An Independent School • Grades 5-12

by Meera Patankar and Carl Engelhardt, Middle School history teachers

In our 8th-grade history course, Living in the Anthropocene, we launched the year with a unit on current issues of relevance and the 2016 presidential election. There's been a lot of talk about how to teach this election – especially to younger students – and we sought to create a learning environment that was free of political bias and agenda. We wanted students to gain an understanding of the election process (Article II of the U.S. Constitution, how candidates are nominated, the Electoral College, etc.); how candidates use stump speeches, the media, and advertising to sway voters; and what the candidates' views were on major issues. And, as much as possible, we wanted to let the students figure out their own views and give them a dispassionate and optimistic view of how the system works.

On the very first day of class, students brainstormed important issues in this election: those with local impact (e.g. transportation), national (trade), and global (climate change). As teachers, we wanted to learn what issues our students felt were most pressing and expose them to the positions of the political parties on those issues. Lakeside 8th-graders were particularly interested in climate change, homelessness, and gun control.

We asked each student to list three issues of particular interest (one local, one national, and one global), and then select one to research further. Using a range of sources, students created slideshows in which they defined their issue, shared facts and statistics, investigated organizations that are working to address the issue (governmental and non-governmental), and shared their own hopes for the future regarding the topic.

To conclude the project and to connect it to the subsequent election-related lessons, students researched the American political-party platforms on their chosen issues and created charts that compared the views of the Republican, Democrat, Libertarian, and Green parties. Students then identified the party positions that agreed with their own views on their chosen topics. This approach was an effective way for students to think critically and expand their awareness of political parties beyond the traditional two-party perspective.

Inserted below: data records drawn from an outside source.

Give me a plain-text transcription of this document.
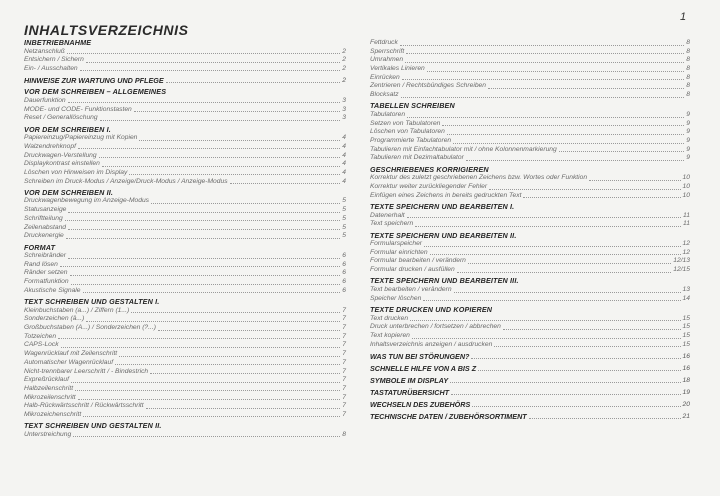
1
INHALTSVERZEICHNIS
INBETRIEBNAHME
Netzanschluß	2
Entsichern / Sichern	2
Ein- / Ausschalten	2
HINWEISE ZUR WARTUNG UND PFLEGE	2
VOR DEM SCHREIBEN – ALLGEMEINES
Dauerfunktion	3
MODE- und CODE- Funktionstasten	3
Reset / Generallöschung	3
VOR DEM SCHREIBEN I.
Papiereinzug/Papiereinzug mit Kopien	4
Walzendrehknopf	4
Druckwagen-Verstellung	4
Displaykontrast einstellen	4
Löschen von Hinweisen im Display	4
Schreiben im Druck-Modus / Anzeige/Druck-Modus / Anzeige-Modus	4
VOR DEM SCHREIBEN II.
Druckwagenbewegung im Anzeige-Modus	5
Statusanzeige	5
Schriftteilung	5
Zeilenabstand	5
Druckenergie	5
FORMAT
Schreibränder	6
Rand lösen	6
Ränder setzen	6
Formatfunktion	6
Akustische Signale	6
TEXT SCHREIBEN UND GESTALTEN I.
Kleinbuchstaben (a...) / Ziffern (1...)	7
Sonderzeichen (ä...)	7
Großbuchstaben (A...) / Sonderzeichen (?...)	7
Totzeichen	7
CAPS-Lock	7
Wagenrücklauf mit Zeilenschritt	7
Automatischer Wagenrücklauf	7
Nicht-trennbarer Leerschritt / - Bindestrich	7
Expreßrücklauf	7
Halbzeilenschritt	7
Mikrozeilenschritt	7
Halb-Rückwärtsschritt / Rückwärtsschritt	7
Mikrozeichenschritt	7
TEXT SCHREIBEN UND GESTALTEN II.
Unterstreichung	8
Fettdruck	8
Sperrschrift	8
Umrahmen	8
Vertikales Linieren	8
Einrücken	8
Zentrieren / Rechtsbündiges Schreiben	8
Blocksatz	8
TABELLEN SCHREIBEN
Tabulatoren	9
Setzen von Tabulatoren	9
Löschen von Tabulatoren	9
Programmierte Tabulatoren	9
Tabulieren mit Einfachtabulator mit / ohne Kolonnenmarkierung	9
Tabulieren mit Dezimaltabulator	9
GESCHRIEBENES KORRIGIEREN
Korrektur des zuletzt geschriebenen Zeichens bzw. Wortes oder Funktion	10
Korrektur weiter zurückliegender Fehler	10
Einfügen eines Zeichens in bereits gedruckten Text	10
TEXTE SPEICHERN UND BEARBEITEN I.
Datenerhalt	11
Text speichern	11
TEXTE SPEICHERN UND BEARBEITEN II.
Formularspeicher	12
Formular einrichten	12
Formular bearbeiten / verändern	12/13
Formular drucken / ausfüllen	12/15
TEXTE SPEICHERN UND BEARBEITEN III.
Text bearbeiten / verändern	13
Speicher löschen	14
TEXTE DRUCKEN UND KOPIEREN
Text drucken	15
Druck unterbrechen / fortsetzen / abbrechen	15
Text kopieren	15
Inhaltsverzeichnis anzeigen / ausdrucken	15
WAS TUN BEI STÖRUNGEN?	16
SCHNELLE HILFE VON A BIS Z	16
SYMBOLE IM DISPLAY	18
TASTATURÜBERSICHT	19
WECHSELN DES ZUBEHÖRS	20
TECHNISCHE DATEN / ZUBEHÖRSORTIMENT	21
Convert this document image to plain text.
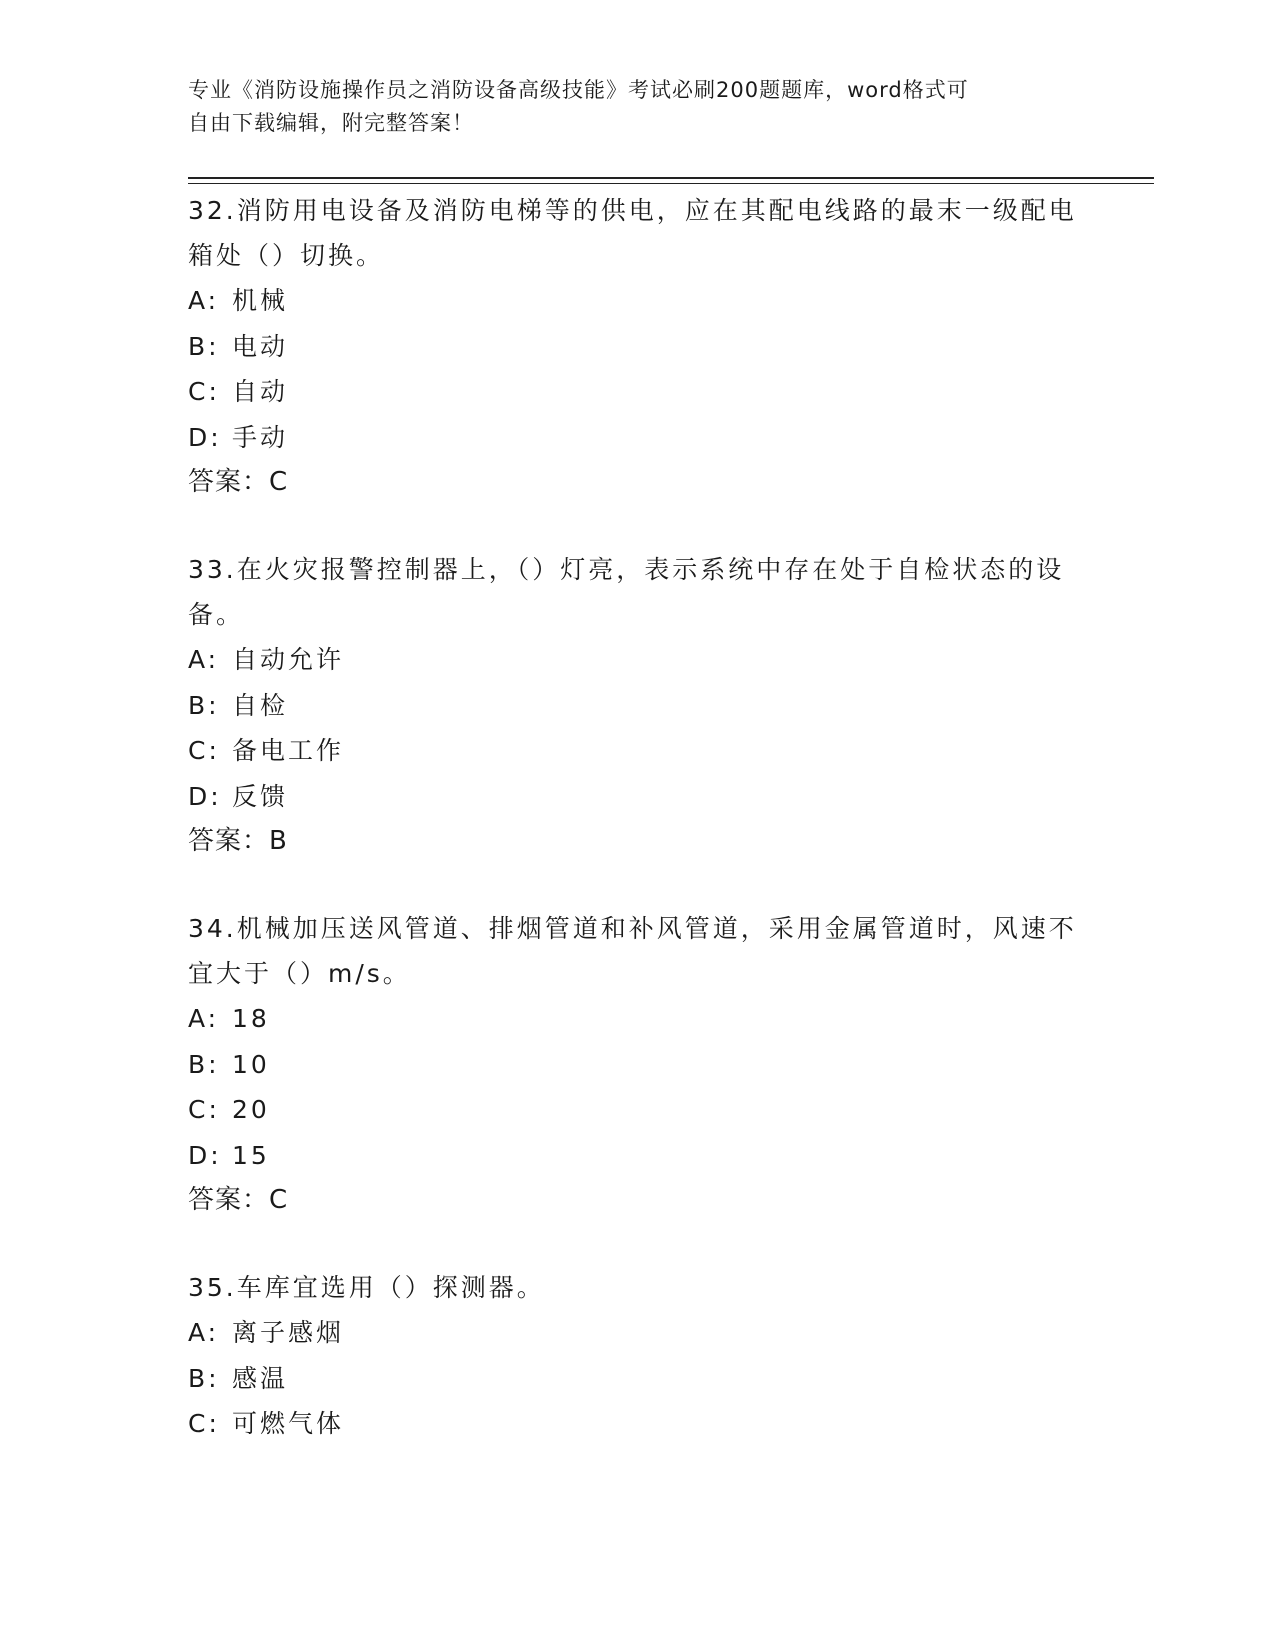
专业《消防设施操作员之消防设备高级技能》考试必刷200题题库，word格式可
自由下载编辑，附完整答案！

32.消防用电设备及消防电梯等的供电，应在其配电线路的最末一级配电箱处（）切换。

A: 机械
B: 电动
C: 自动
D: 手动
答案：C

33.在火灾报警控制器上，（）灯亮，表示系统中存在处于自检状态的设备。

A: 自动允许
B: 自检
C: 备电工作
D: 反馈
答案：B

34.机械加压送风管道、排烟管道和补风管道，采用金属管道时，风速不宜大于（）m/s。

A: 18
B: 10
C: 20
D: 15
答案：C

35.车库宜选用（）探测器。

A: 离子感烟
B: 感温
C: 可燃气体
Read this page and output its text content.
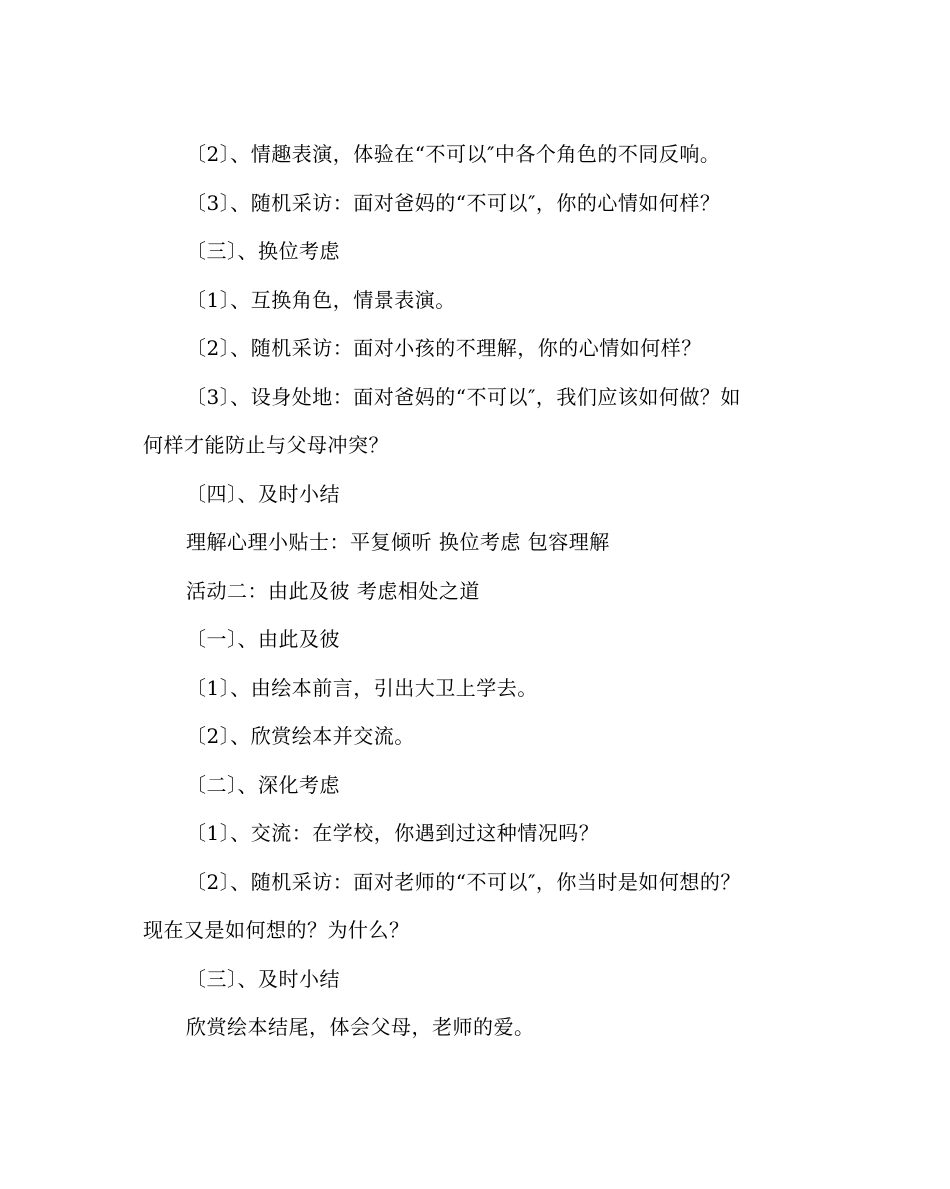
〔2〕、情趣表演，体验在“不可以″中各个角色的不同反响。
〔3〕、随机采访：面对爸妈的“不可以″，你的心情如何样？
〔三〕、换位考虑
〔1〕、互换角色，情景表演。
〔2〕、随机采访：面对小孩的不理解，你的心情如何样？
〔3〕、设身处地：面对爸妈的“不可以″，我们应该如何做？如
何样才能防止与父母冲突？
〔四〕、及时小结
理解心理小贴士：平复倾听 换位考虑 包容理解
活动二：由此及彼 考虑相处之道
〔一〕、由此及彼
〔1〕、由绘本前言，引出大卫上学去。
〔2〕、欣赏绘本并交流。
〔二〕、深化考虑
〔1〕、交流：在学校，你遇到过这种情况吗？
〔2〕、随机采访：面对老师的“不可以″，你当时是如何想的？
现在又是如何想的？为什么？
〔三〕、及时小结
欣赏绘本结尾，体会父母，老师的爱。
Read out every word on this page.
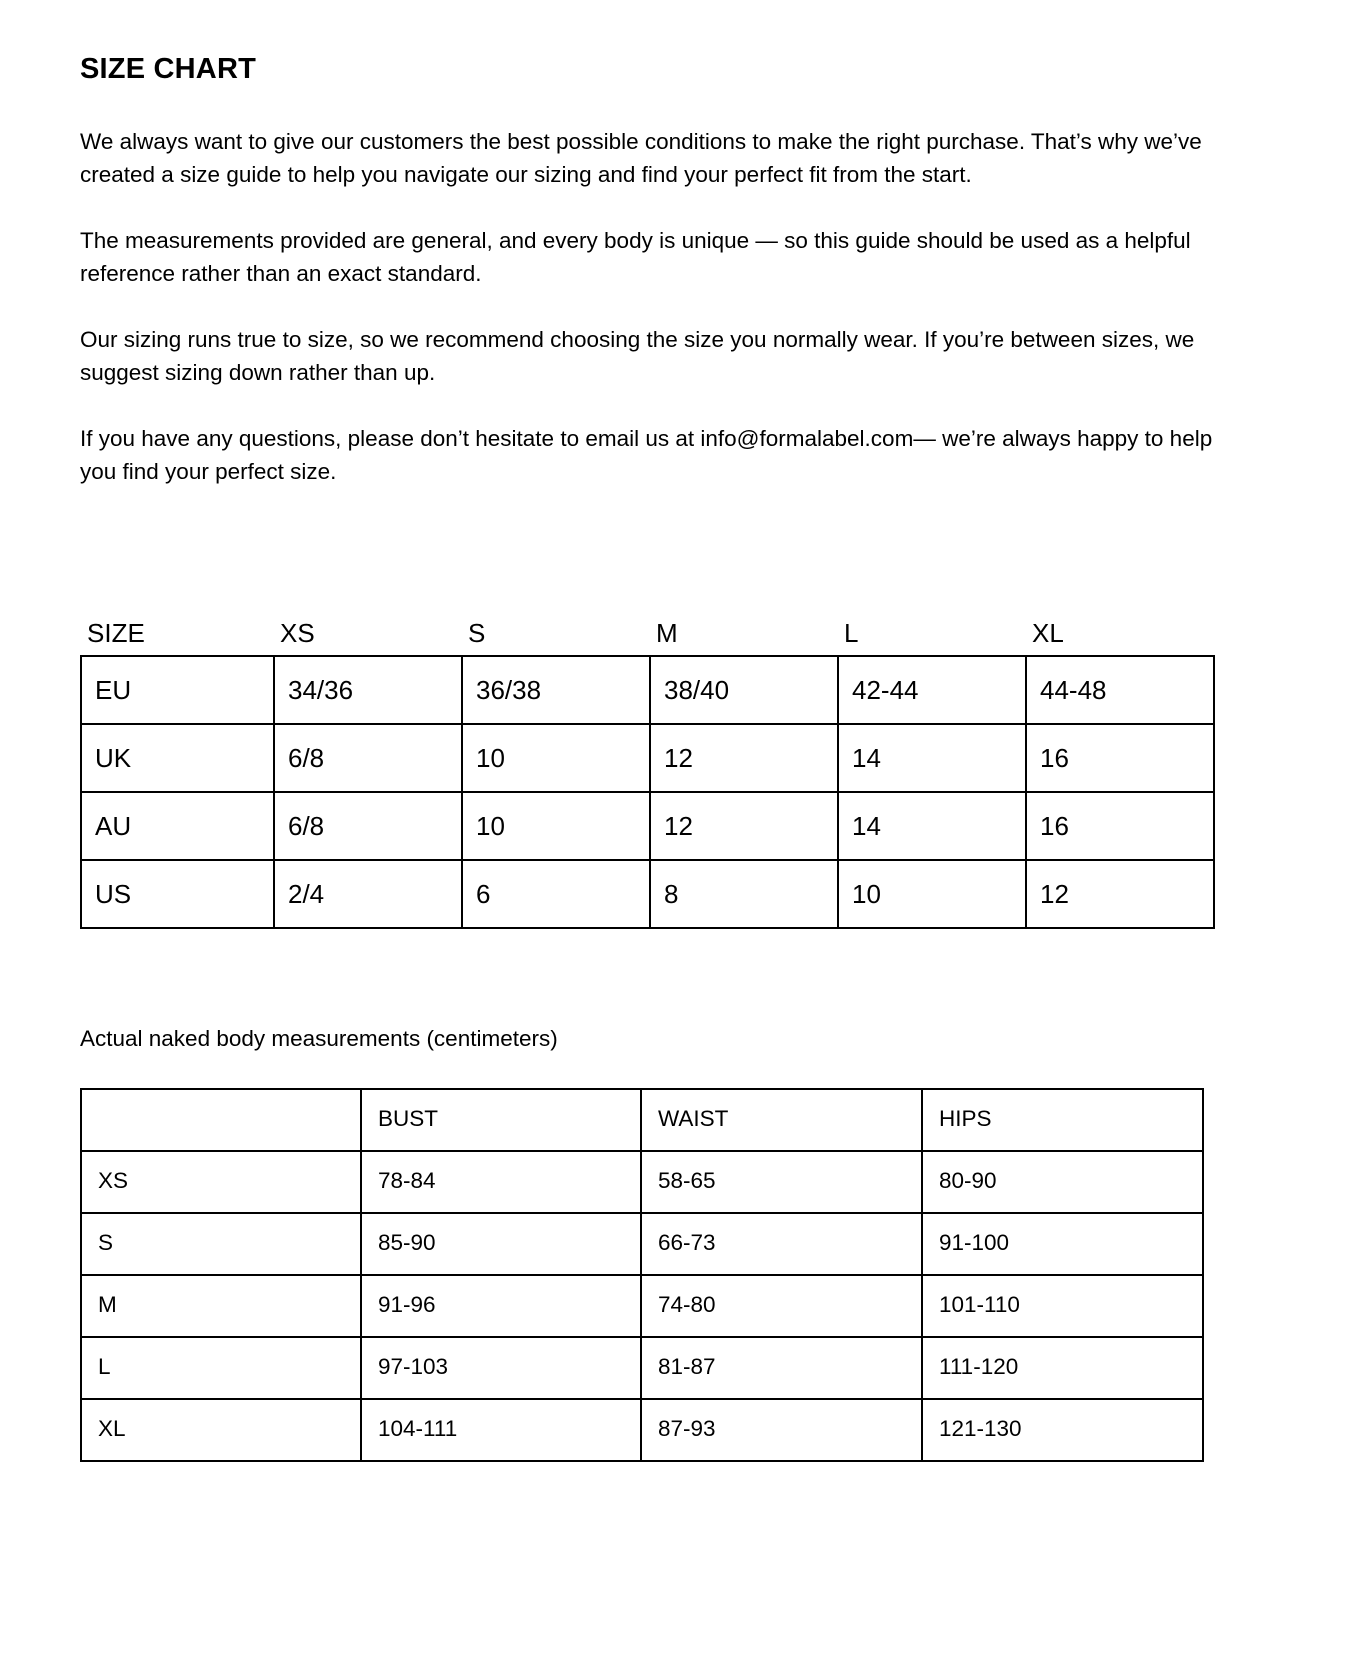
SIZE CHART

We always want to give our customers the best possible conditions to make the right purchase. That’s why we’ve created a size guide to help you navigate our sizing and find your perfect fit from the start.

The measurements provided are general, and every body is unique — so this guide should be used as a helpful reference rather than an exact standard.

Our sizing runs true to size, so we recommend choosing the size you normally wear. If you’re between sizes, we suggest sizing down rather than up.

If you have any questions, please don’t hesitate to email us at info@formalabel.com— we’re always happy to help you find your perfect size.

SIZE	XS	S	M	L	XL
EU	34/36	36/38	38/40	42-44	44-48
UK	6/8	10	12	14	16
AU	6/8	10	12	14	16
US	2/4	6	8	10	12
Actual naked body measurements (centimeters)
	BUST	WAIST	HIPS
XS	78-84	58-65	80-90
S	85-90	66-73	91-100
M	91-96	74-80	101-110
L	97-103	81-87	111-120
XL	104-111	87-93	121-130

Building on this understanding of issues, we then turned to the process of the presidential election. Students learned about the Electoral College and "battleground states." They examined campaign techniques, analyzing stump speeches and campaign ads. They compared and contrasted the candidates' views on a variety of issues including immigration and the economy.

Students capped off the unit by taking a quiz to match their own positions on the issues with candidates' positions from all of the major parties, noting areas of alignment. When they focused on the issues rather than on the candidates, some students were surprised to discover that their views matched the positions of the Libertarian and Green parties, rather than those of the main two parties.

As teachers, it's been exciting to watch students' perspectives expand and shift based on their exploration not only of the American political process, but also a meaningful exploration of what they themselves believe. We think they've emerged from the experience better informed about the issues, the candidates, and the American presidential campaign process.